The next morning, at the airport, I will buy a pack and smoke the whole thing on the curb. I will get so sick, spend so much time puking and then dry heaving, my arms hugging the cold bowl, I will nearly miss my flight. On the plane, I will sob like I just left the love of my life behind.
“What I wouldn’t give for a train.” The tall roommate stared dreamily down the dark tracks.
The redhead jabbed two fingers in her mouth and made a shrill whistle.
“Stop that.” I smacked at her hand. I didn’t like how she was acting.
The redhead stuck her fingers back in her mouth and did it again.
“Oh, oh. Don’t stop.” The tall roommate slid a hand between her legs. “You’re making me wet.” That was what she said whenever she liked something, whenever she thought something was good—you’re making me wet.

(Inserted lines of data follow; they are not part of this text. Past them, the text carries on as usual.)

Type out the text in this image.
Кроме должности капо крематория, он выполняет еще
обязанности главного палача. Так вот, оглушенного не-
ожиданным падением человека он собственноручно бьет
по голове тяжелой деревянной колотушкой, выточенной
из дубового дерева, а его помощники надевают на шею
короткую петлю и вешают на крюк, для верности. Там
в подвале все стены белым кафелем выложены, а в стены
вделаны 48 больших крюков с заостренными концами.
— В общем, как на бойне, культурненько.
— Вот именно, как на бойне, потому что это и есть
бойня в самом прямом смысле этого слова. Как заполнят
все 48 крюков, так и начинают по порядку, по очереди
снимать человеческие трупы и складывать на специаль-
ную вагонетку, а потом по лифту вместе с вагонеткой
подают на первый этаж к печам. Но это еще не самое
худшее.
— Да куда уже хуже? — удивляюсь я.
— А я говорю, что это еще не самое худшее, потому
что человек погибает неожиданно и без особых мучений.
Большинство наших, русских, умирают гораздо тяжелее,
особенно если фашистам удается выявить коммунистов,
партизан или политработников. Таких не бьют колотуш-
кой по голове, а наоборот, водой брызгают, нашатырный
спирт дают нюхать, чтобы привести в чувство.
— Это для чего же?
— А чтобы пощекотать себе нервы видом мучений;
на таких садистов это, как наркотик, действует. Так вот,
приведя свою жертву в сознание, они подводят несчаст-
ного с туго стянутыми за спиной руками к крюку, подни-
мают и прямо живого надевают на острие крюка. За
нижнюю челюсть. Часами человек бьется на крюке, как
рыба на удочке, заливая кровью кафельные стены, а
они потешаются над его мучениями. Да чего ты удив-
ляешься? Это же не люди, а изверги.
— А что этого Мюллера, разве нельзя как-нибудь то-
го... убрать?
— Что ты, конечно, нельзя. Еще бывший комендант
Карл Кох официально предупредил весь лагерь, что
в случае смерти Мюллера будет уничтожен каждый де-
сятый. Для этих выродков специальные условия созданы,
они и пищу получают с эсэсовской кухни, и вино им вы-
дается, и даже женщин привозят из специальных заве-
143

The more the redhead kept whistling, her two fingers buried in her mouth like a prong in a socket, the more I could see it. Hear it. Feel it. The palm fronds trembled. The tracks shuddered. I felt sweat on my rib cage. The bottoms of my laceless sneakers heated up.
A train was coming.
We were all still young enough that our deaths would be considered tragic, though the tall roommate was always telling us we owed it to ourselves to commit suicide before we had been ravaged by time. Think of Alice, she would implore, referring to the sixty-year-old who had been shipped to this place by her adult children after attempting to gas herself in her garage. Alice walked around with stains on her sweatpants and a sad bowl haircut and ingrown toenails. Alice had done electroshock in her thirties. Think of Alice if you want to talk about what’s tragic.
When the New Year arrives, and it is almost here, I will be closer in age to Alice than to the girl who stood on those tracks, on her last night, thinking about trains.
Not long after that girl rejoined the world, she came to the conclusion that the self who spent ten months staring at bars through floral curtains must be killed, so the person the girl needed to become could take her place. It was a good plan, except she has proven resilient, that old self. Never more so than now.
I want to tell you about the night I got hit by a train and died.
The thing is—it never happened.
Because there was no train. Of course. We talked for a while—about what I can’t remember—and tried to find stars we could name. We didn’t know the name for anything except the Milky Way; we knew so little back then, the three of us. We returned at the appointed time. We knocked once and the orderly let us back in, flashed that million-dollar smile, confident in our dumb obedience. We crept into our room and got into our beds. Lights out. I slipped away on the edge of dawn. I have never traveled with so little. If they were awake they didn’t say anything. Apparently we had all decided, without discussion, that we didn’t believe in goodbyes.
This was a long time ago.
Long enough that it has ceased to feel like the defining period of my life.
Like when I see a train.
The weird thing is: I love trains. I never get tired of riding them.
After the free counselor’s last day in the art room, I take the long way to the pool. It’s still winter, the downstairs bar is still stuck in its sudden silence, though right now it’s warm enough that I do not need to zip my coat. I wonder, as I have before, what would have happened if there really had been a train. If the tall roommate would have wanted to pray. If the redhead and I could have talked her down. What’s one small thing you could do today to better your life? If the redhead would have seen her brother’s face in ours and sent us flying. If we all would have come to our senses and gotten the fuck out of there. Or if I would have abandoned them both to the tracks, those ghosts I killed to survive.